Imagine, then, if you will, my utter disappointment on reading The Year of the Flood. I consider myself well enough informed to comment, and I am not afraid to be damning. Her penultimate novel, Oryx and Crake, was published in 2003 and I am the proud owner of the first edition hardback (a rarity on my student budget). This novel intrigued me at first- I was surprised by the political subtext, the scientific terminology and the gloomy futuristic outlook. The text was thick with biological language, describing a world that could easily have begun with the one we crave now (genetically modifying, gene splicing, eradicating disease and anger, creating the Perfect Human Being) which was shudderingly unsettling. I am not a science fiction fan, I am not particularly into politics, and I have never had a ‘Science brain’ but despite this unlikely combination, I thoroughly enjoyed the book (and have subsequently read it twice more). Snowman (born Jimmy) is living a meagre existence, struggling to combat hunger and protect himself from extreme weather conditions, battling with Crake’s legacy of a crumbling world.

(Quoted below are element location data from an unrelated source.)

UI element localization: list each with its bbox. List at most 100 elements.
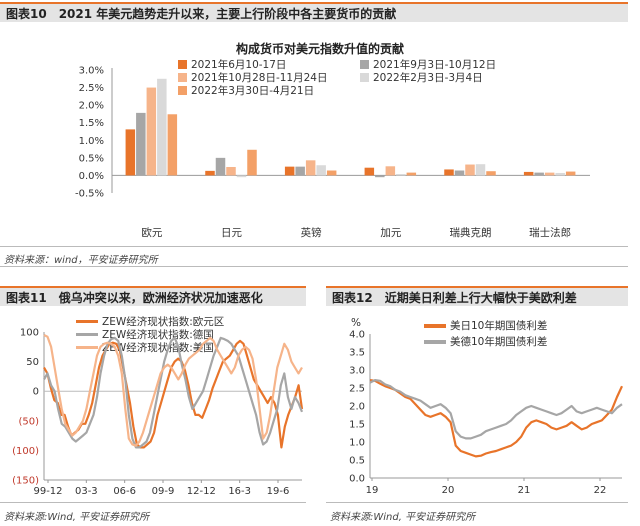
- fig10-y-tick-label: 1.5%: [79, 118, 104, 129]
- fig10-chart-title: 构成货币对美元指数升值的贡献: [235, 42, 404, 56]
- fig11-legend-item-2: ZEW经济现状指数:美国: [76, 340, 214, 355]
- fig11-y-tick-label: (50): [18, 416, 39, 427]
- fig10-bar-2-3: [385, 166, 396, 176]
- fig10-y-tick-label: 2.5%: [79, 83, 104, 94]
- fig10-x-tick-label: 瑞士法郎: [529, 226, 571, 239]
- fig10-bar-1-2: [295, 166, 305, 176]
- fig10-x-tick-label: 日元: [221, 227, 242, 239]
- fig12-legend-item-1: 美德10年期国债利差: [424, 334, 547, 349]
- fig11-x-tick-label: 03-3: [75, 486, 98, 497]
- fig12-y-tick-label: 3.0: [349, 366, 365, 377]
- fig10-legend-swatch-0: [178, 60, 187, 69]
- fig10-x-tick-label: 欧元: [141, 227, 162, 239]
- fig10-bar-4-2: [326, 170, 337, 176]
- fig11-y-tick-label: 100: [20, 328, 39, 339]
- fig12-y-tick-label: 3.5: [349, 348, 365, 359]
- fig11-series-line-0: [43, 339, 304, 449]
- fig11-legend-item-0: ZEW经济现状指数:欧元区: [76, 314, 224, 329]
- fig11-line-chart: 100 50 0 (50) (100) (150)99-12 03-3 06-6 09-9 12-…: [12, 328, 304, 497]
- fig11-legend-label-1: ZEW经济现状指数:德国: [102, 329, 214, 341]
- fig12-y-tick-label: 1.0: [349, 438, 365, 449]
- fig10-legend-item-0: 2021年6月10-17日: [178, 57, 286, 72]
- fig10-legend-swatch-3: [360, 73, 369, 82]
- fig11-x-tick-label: 09-9: [152, 486, 175, 497]
- fig10-separator: [0, 246, 628, 247]
- fig11-legend-item-1: ZEW经济现状指数:德国: [76, 327, 214, 342]
- fig11-legend-swatch-1: [76, 333, 98, 336]
- fig10-bar-2-5: [544, 172, 555, 176]
- fig11-x-tick-label: 16-3: [228, 486, 251, 497]
- fig10-bar-4-4: [486, 171, 496, 176]
- fig10-y-tick-label: 2.0%: [79, 101, 104, 112]
- fig10-legend-label-4: 2022年3月30日-4月21日: [191, 85, 315, 97]
- fig12-legend-item-0: 美日10年期国债利差: [424, 318, 547, 333]
- fig10-legend-swatch-2: [178, 73, 187, 82]
- fig10-legend-item-3: 2022年2月3日-3月4日: [360, 70, 483, 85]
- fig10-x-tick-label: 加元: [380, 227, 401, 239]
- fig11-y-tick-label: 0: [33, 387, 39, 398]
- fig12-legend-swatch-1: [424, 339, 446, 344]
- fig10-bar-3-5: [555, 172, 565, 176]
- fig12-header: 图表12 近期美日利差上行大幅快于美欧利差: [326, 286, 628, 306]
- fig11-legend-swatch-2: [76, 346, 98, 349]
- fig12-source: 资料来源:Wind, 平安证券研究所: [330, 512, 476, 523]
- fig10-bar-0-1: [205, 170, 215, 176]
- fig10-legend-label-2: 2021年10月28日-11月24日: [191, 72, 328, 84]
- fig12-y-tick-label: 2.0: [349, 402, 365, 413]
- fig12-legend-label-1: 美德10年期国债利差: [450, 336, 548, 348]
- fig10-legend-swatch-4: [178, 86, 187, 95]
- fig10-bar-4-1: [247, 149, 257, 176]
- fig12-y-tick-label: 0.0: [349, 474, 365, 485]
- fig12-separator: [326, 502, 628, 503]
- fig10-bar-0-3: [364, 167, 375, 176]
- fig10-legend-label-3: 2022年2月3日-3月4日: [373, 72, 483, 84]
- fig11-separator: [0, 502, 306, 503]
- fig10-bar-0-5: [523, 171, 534, 176]
- fig10-legend-swatch-1: [360, 60, 369, 69]
- fig10-bar-2-1: [226, 166, 236, 176]
- fig10-bar-3-0: [157, 78, 167, 176]
- fig11-series-line-1: [43, 336, 304, 449]
- fig10-legend-item-4: 2022年3月30日-4月21日: [178, 83, 314, 98]
- fig12-x-tick-label: 19: [366, 485, 379, 496]
- fig12-line-chart: 0.0 0.5 1.0 1.5 2.0 2.5 3.0 3.5 4.0 19 20 21 22%: [349, 317, 623, 496]
- fig10-bar-3-1: [236, 175, 247, 178]
- fig10-bar-0-2: [284, 166, 295, 176]
- fig10-y-tick-label: 1.0%: [79, 136, 104, 147]
- fig10-x-tick-label: 英镑: [301, 226, 322, 239]
- fig11-legend-label-2: ZEW经济现状指数:美国: [102, 342, 214, 354]
- fig12-x-tick-label: 20: [442, 485, 455, 496]
- fig11-legend-swatch-0: [76, 320, 98, 323]
- fig12-series-line-1: [369, 378, 623, 440]
- fig10-legend-item-1: 2021年9月3日-10月12日: [360, 57, 496, 72]
- fig10-bar-4-3: [406, 172, 417, 176]
- fig11-x-tick-label: 99-12: [33, 486, 62, 497]
- fig12-x-tick-label: 21: [518, 485, 531, 496]
- fig11-series-line-2: [43, 334, 303, 447]
- fig10-header: 图表10 2021 年美元趋势走升以来，主要上行阶段中各主要货币的贡献: [0, 2, 628, 22]
- fig12-legend-swatch-0: [424, 323, 446, 328]
- fig11-y-tick-label: (150): [12, 476, 39, 487]
- fig10-bar-2-4: [465, 164, 475, 176]
- fig10-bar-2-0: [146, 87, 157, 176]
- fig10-bar-0-4: [444, 169, 454, 176]
- fig10-y-tick-label: 3.0%: [79, 66, 104, 77]
- fig11-y-tick-label: (100): [12, 446, 39, 457]
- fig11-y-tick-label: 50: [26, 357, 39, 368]
- fig10-bar-2-2: [305, 160, 316, 176]
- fig11-x-tick-label: 12-12: [187, 486, 216, 497]
- fig12-y-tick-label: 2.5: [349, 384, 365, 395]
- fig10-bar-1-0: [136, 112, 146, 176]
- fig10-legend-label-0: 2021年6月10-17日: [191, 59, 287, 71]
- fig10-legend-item-2: 2021年10月28日-11月24日: [178, 70, 327, 85]
- fig10-bar-0-0: [125, 129, 136, 176]
- fig12-y-tick-label: 4.0: [349, 330, 365, 341]
- fig11-legend-label-0: ZEW经济现状指数:欧元区: [102, 316, 225, 328]
- fig12-y-unit-label: %: [351, 317, 361, 329]
- fig10-x-tick-label: 瑞典克朗: [450, 226, 492, 239]
- fig10-bar-1-4: [454, 170, 465, 176]
- fig12-legend-label-0: 美日10年期国债利差: [450, 320, 548, 332]
- fig11-x-tick-label: 19-6: [267, 486, 290, 497]
- fig10-bar-1-5: [534, 172, 544, 176]
- fig10-y-tick-label: 0.0%: [79, 171, 104, 182]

There are flashbacks to his childhood which explain the background to the apocalyptic present, and the sub-plot of the unfulfilling love affair with Oryx. I enjoyed the novel because Atwood continued to portray the human condition in all its ugliness and glory, its dreams and failures, grief and passion, whilst introducing us to a new world order. And so we come to The Year of the Flood. The long-awaited sequel to Oryx and Crake was published in 2009, and I could barely contain my excitement when I held my copy for the first time. Now, my test of a good book is this: if after browsing the first paragraph I turn to the next page without realising, I am committed to taking it home with me. However, The Year of the Flood did not draw me in. I did not suddenly lose all contact with the outside world to be immersed in Atwood’s prose. In fact, it took me several attempts to finish it with, I think, two other books in between. Of course, I had to finish it: this was unquestionable. I am a devoted Atwood fan and therefore I go with the rough and the smooth. I am loyal. But I will not refrain from dissuading people from buying this book.

The initial reason for my lack of engagement with the story was the structure of flitting from Ren to Toby without depth or insight, interspersed with the banal and time-wasting songs from the Gardeners’ hymn book. After the 6th song I just skipped them. I felt completely disconnected from the characters, caring not one bit about their plight. There were few additions to the world of Snowman, with the pigoons still wandering about and the weather being predictably bad. This was now boring. Atwood took us through the history of the Gardeners, introducing us to the world of the pleeblands that existed outside Jimmy’s secure compounds while he was growing up. Although I appreciated a little background and a fleshing out of this new world, I felt there was little depth added by continuing the same line. The characters lacked personality, they were heartless, aimless, dispassionate. I knew nothing about Toby’s motivations; nothing at all about AdamOne: his background, his personality, his looks for goodness sake!; and nothing about the soul of Ren, her sense of self, her raw sexuality, her inspiration. The one thing that has kept me hooked to Atwood’s prose since I was 17 was glaringly absent: the humanity. I am utterly disappointed, and quietly concerned about the next contribution from the Canadian. I think I will learn my lesson from this whole episode: when her next novel is announced, I think I’ll be a little more patient before I go diving in to the first page.